Un elfo, o forse uno sguattero, le aveva portato la cena. Bella ne sentì l’odore: carne di cervo non troppo cotta. Se fosse stata cruda, sarebbe stato meglio.

Si alzò e guardò fuori il giardino verde e rigoglioso del Manor, e poi guardò in lontananza, verso l’enorme cancello d’ottone con lo stemma dei Malfoy sull’apice. Se solo avesse potuto andarsene, o se solo lui fosse tornato!

Bellatrix iniziò a rendersi conto che, in realtà, forse era meglio non sapere. C’erano troppe cose indicibili che conosceva di lui, come le sue origini o il nome con cui suo padre lo apostrofava quando erano ragazzi, non voleva aggiungerne altre. Era certa che non ce ne fossero delle altre.

Bellatrix chiuse gli occhi e lentamente si assopì. Ormai erano le prime luci dell’alba, il sole di aprile era coperto da una fitta coltre di nubi.

Bellatrix dischiuse le labbra. Qualcosa di viscido, come le mani della morte, le sfiorò i piedi nudi. La forma allungata e pesante si estese sul suo busto e Bellatrix riconobbe che era il serpente Nagini. Aprì leggermente gli occhi, trovandosi il muso puntuto della bestia proprio di fronte al naso. Nagini aprì le enormi fauci e soffiò minacciosamente contro di lei, il suo alito di cadaveri era pestilenziale.

“Non ho nulla da mangiare” le rispose, calma.

Nagini le mostrò di nuovo le fauci con un sibilo irritato, e per la prima volta Bellatrix la guardò dritto negli occhi, che erano rossi e appuntiti, esattamente identici a quelli di Voldemort.

Bellatrix si alzò di scatto a sedere, il movimento repentino innervosì il serpente, che fece l’atto di morderla. Come se si fosse destata da un brutto incubo, la strega si alzò e lanciò subito la fetta di carne rimasta sul piatto al serpente affamato, che l’afferrò al volo e la inghiottì come se nulla fosse. Nagini sibilò di nuovo e Bellatrix trattenne rumorosamente il fiato per quella scoperta.

 

***

 

Gli ampi corridoi di villa Malfoy avevano un tetto altissimo, il silenzio era assoluto e sinistro.

“Horcrux.” pensò, senza osare dirlo ad alta voce. 

Nessuno, nemmeno un vecchio quadro o uno spiritello, avrebbe dovuto sentire quella parola.

Voldemort, in piedi di fronte a lei, non si voltò. 

“Dovessi morire mille volte e nel peggiore dei modi, piuttosto che rivelarlo a qualcuno” continuò Bellatrix a bassa voce “Mio Signore,voi sapete che nemmeno il diavolo e le sue millenarie torture potrebbero indurmi a tradirvi. Lo sapete.”

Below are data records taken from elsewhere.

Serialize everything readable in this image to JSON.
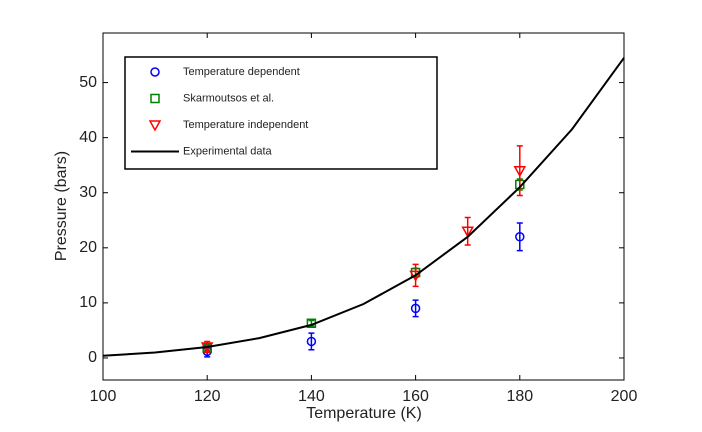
{
  "chart_data": {
    "type": "scatter",
    "xlabel": "Temperature (K)",
    "ylabel": "Pressure (bars)",
    "xlim": [
      100,
      200
    ],
    "xticks": [
      100,
      120,
      140,
      160,
      180,
      200
    ],
    "ylim": [
      -4,
      59
    ],
    "yticks": [
      0,
      10,
      20,
      30,
      40,
      50
    ],
    "legend": "upper left",
    "series": [
      {
        "name": "Temperature dependent",
        "color": "#0000ff",
        "marker": "circle",
        "x": [
          120,
          140,
          160,
          180
        ],
        "values": [
          1.2,
          3,
          9,
          22
        ],
        "errors": [
          1,
          1.5,
          1.5,
          2.5
        ]
      },
      {
        "name": "Skarmoutsos et al.",
        "color": "#008000",
        "marker": "square",
        "x": [
          120,
          140,
          160,
          180
        ],
        "values": [
          1.8,
          6.3,
          15.5,
          31.5
        ],
        "errors": [
          0.5,
          0.5,
          0.8,
          1
        ]
      },
      {
        "name": "Temperature independent",
        "color": "#ff0000",
        "marker": "triangle-down",
        "x": [
          120,
          160,
          170,
          180
        ],
        "values": [
          2,
          15,
          23,
          34
        ],
        "errors": [
          1,
          2,
          2.5,
          4.5
        ]
      },
      {
        "name": "Experimental data",
        "color": "#000000",
        "marker": "line",
        "x": [
          100,
          110,
          120,
          130,
          140,
          150,
          160,
          170,
          180,
          190,
          200
        ],
        "values": [
          0.4,
          1.0,
          2,
          3.6,
          6,
          9.8,
          15,
          22,
          31,
          41.5,
          54.5
        ]
      }
    ]
  }
}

Voldemort questa volta si voltò verso di lei, la sua espressione era tinta di una rabbia disumana.

“Ho fame. Procurami qualcosa da mangiare.” le disse solo.

Bellatrix gli sorrise e chinò il capo in segno di assenso. 

 

Finalmente, l’antico quesito si era risolto.

 

 

 


 

Note

Cari lettori, vecchi di anni e nuovi di oggi, sono tornata!

Spero che la storia vi sia piaciuta e che la caratterizzazione dei personaggi, sicuramente arrugginita, non vi abbia deluso.